1.67 seksinrichting:
een voor publiek toegankelijke besloten ruimte waarin bedrijfsmatig, of in een omvang alsof zij bedrijfsmatig was, seksuele handelingen worden verricht of vertoningen van erotisch-pornografische aard plaatsvinden en waaronder in elk geval wordt verstaan een prostitutiebedrijf, waaronder begrepen een erotische massagesalon, seksbioscoop, seksautomaat, sekstheater of parenclub, al dan niet in combinatie met elkaar.
1.68 stacaravan:
een aanhangwagen, zonder uitgebreide aanpassingen als één geheel verrijdbaar, die kan dienen als recreatief onderkomen, daaronder overnachting begrepen, met een lengte van meer dan 8 m en/of een breedte van meer dan 2,5 m, dan wel een ander, zonder uitgebreide aanpassingen als één geheel verrijdbaar, kampeermiddel, dat niet is of kan worden uitgerust om als aanhangwagen achter een motorvoertuig over de openbare weg te worden voortbewogen.
1.69 standplaats:
een gedeelte van een terrein bestemd voor de plaatsing van een kampeermiddel, inclusief bij dat kampeermiddel behorende ondergeschikte onderkomens, zoals bijzettenten.
1.70 vollegrondsteeltbedrijf:
agrarisch bedrijf in de land- en tuinbouwsector dat zich richt op het telen van gewassen met een bedrijfsvoering die geheel of in overwegende mate niet in gebouwen plaatsvindt;
1.71 volwaardig agrarisch bedrijf:
een agrarisch bedrijf dat de arbeidsomvang heeft van tenminste één volledige arbeidskracht en waarvan de continuïteit ook op lange termijn in voldoende mate verzekerd is.
1.72 voorgevel:
de lijn die gelijk loopt aan de naar de straat gerichte voorgevel van het hoofdgebouw en het verlengde daarvan.

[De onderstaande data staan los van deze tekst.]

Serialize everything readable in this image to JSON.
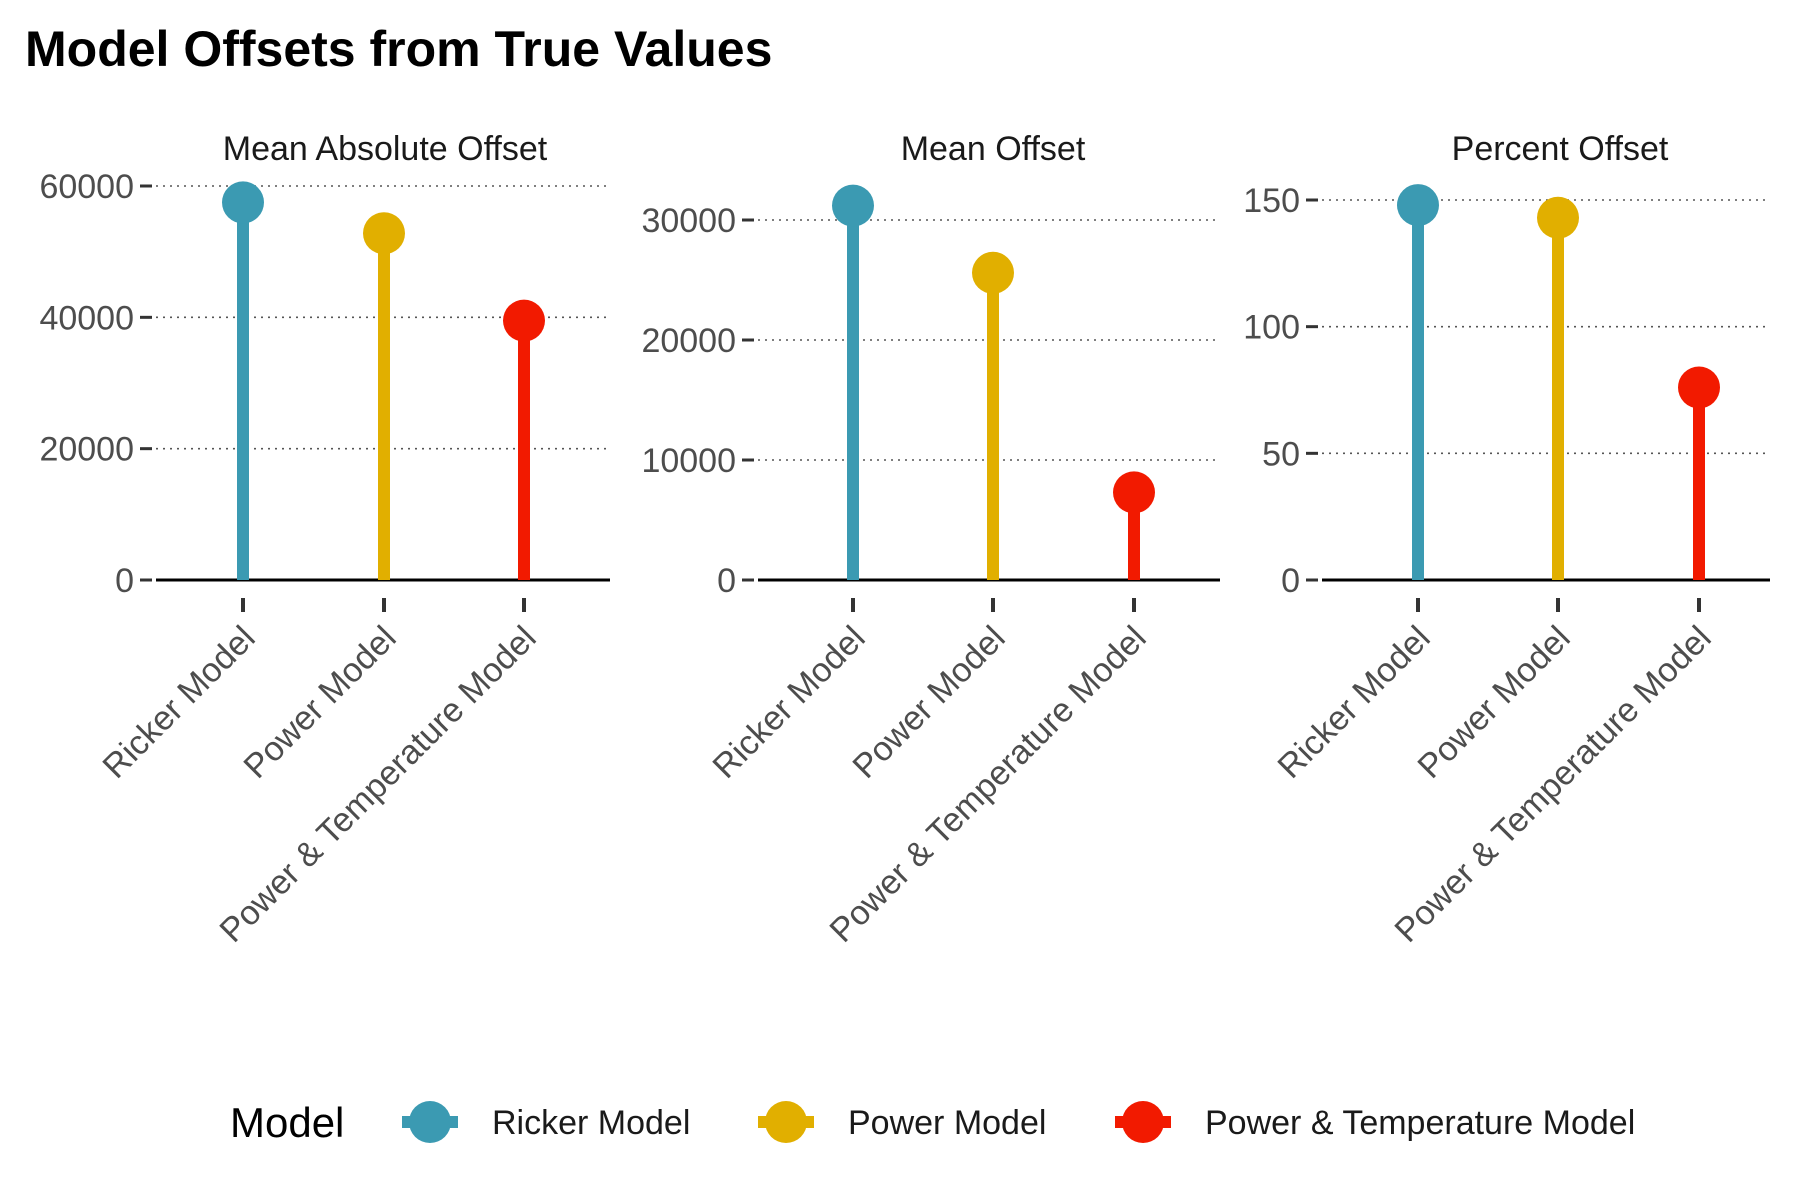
{
  "chart_data": {
    "type": "lollipop",
    "title": "Model Offsets from True Values",
    "categories": [
      "Ricker Model",
      "Power Model",
      "Power & Temperature Model"
    ],
    "colors": {
      "Ricker Model": "#3B9AB2",
      "Power Model": "#E1AF00",
      "Power & Temperature Model": "#F21A00"
    },
    "grid": "major y, dotted",
    "legend": {
      "title": "Model",
      "position": "bottom",
      "entries": [
        "Ricker Model",
        "Power Model",
        "Power & Temperature Model"
      ]
    },
    "panels": [
      {
        "title": "Mean Absolute Offset",
        "values": [
          57500,
          52800,
          39500
        ],
        "ylim": [
          0,
          60000
        ],
        "yticks": [
          0,
          20000,
          40000,
          60000
        ]
      },
      {
        "title": "Mean Offset",
        "values": [
          31200,
          25600,
          7300
        ],
        "ylim": [
          0,
          30000
        ],
        "yticks": [
          0,
          10000,
          20000,
          30000
        ]
      },
      {
        "title": "Percent Offset",
        "values": [
          148,
          143,
          76
        ],
        "ylim": [
          0,
          150
        ],
        "yticks": [
          0,
          50,
          100,
          150
        ]
      }
    ]
  }
}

Van een hoofdgebouw gelegen op de hoek van meer dan 1 straat moeten alle gevels van het hoofdgebouw, gelegen aan de straatkant, gezien worden als voorgevel.
1.73 Wet algemene bepalingen omgevingsrecht:
wet van 6 november 2008 (Stb. 496), houdende regels inzake een vergunningstelsel met betrekking tot activiteiten die van invloed zijn op de fysieke leefomgeving en inzake handhaving van regelingen op het gebied van de fysieke leefomgeving (Wet algemene bepalingen omgevingsrecht), zoals deze luidt op het moment van de terinzagelegging van het ontwerp van dit plan.
1.74 woning:
een (gedeelte van een) gebouw, niet zijnde een woonwagen, dat dient voor de huisvesting van één huishouden.
1.75 woning/woningeenheid:
een (gedeelte van een) gebouw dat dient voor de huisvesting van één huishouden.
1.76 woonwagen:
voor bewoning bestemd gebouw dat in zijn geheel of in delen kan worden verplaatst en op een daartoe bestemd perceel is geplaatst.
1.77 Verbeelding:
De verbeelding van het wijzigingsplan ‘Terweistraat 2, Zoelen’, bestaande uit de kaart met nr. NL.IMRO.0214.ZOETerweistraat2-BVA1.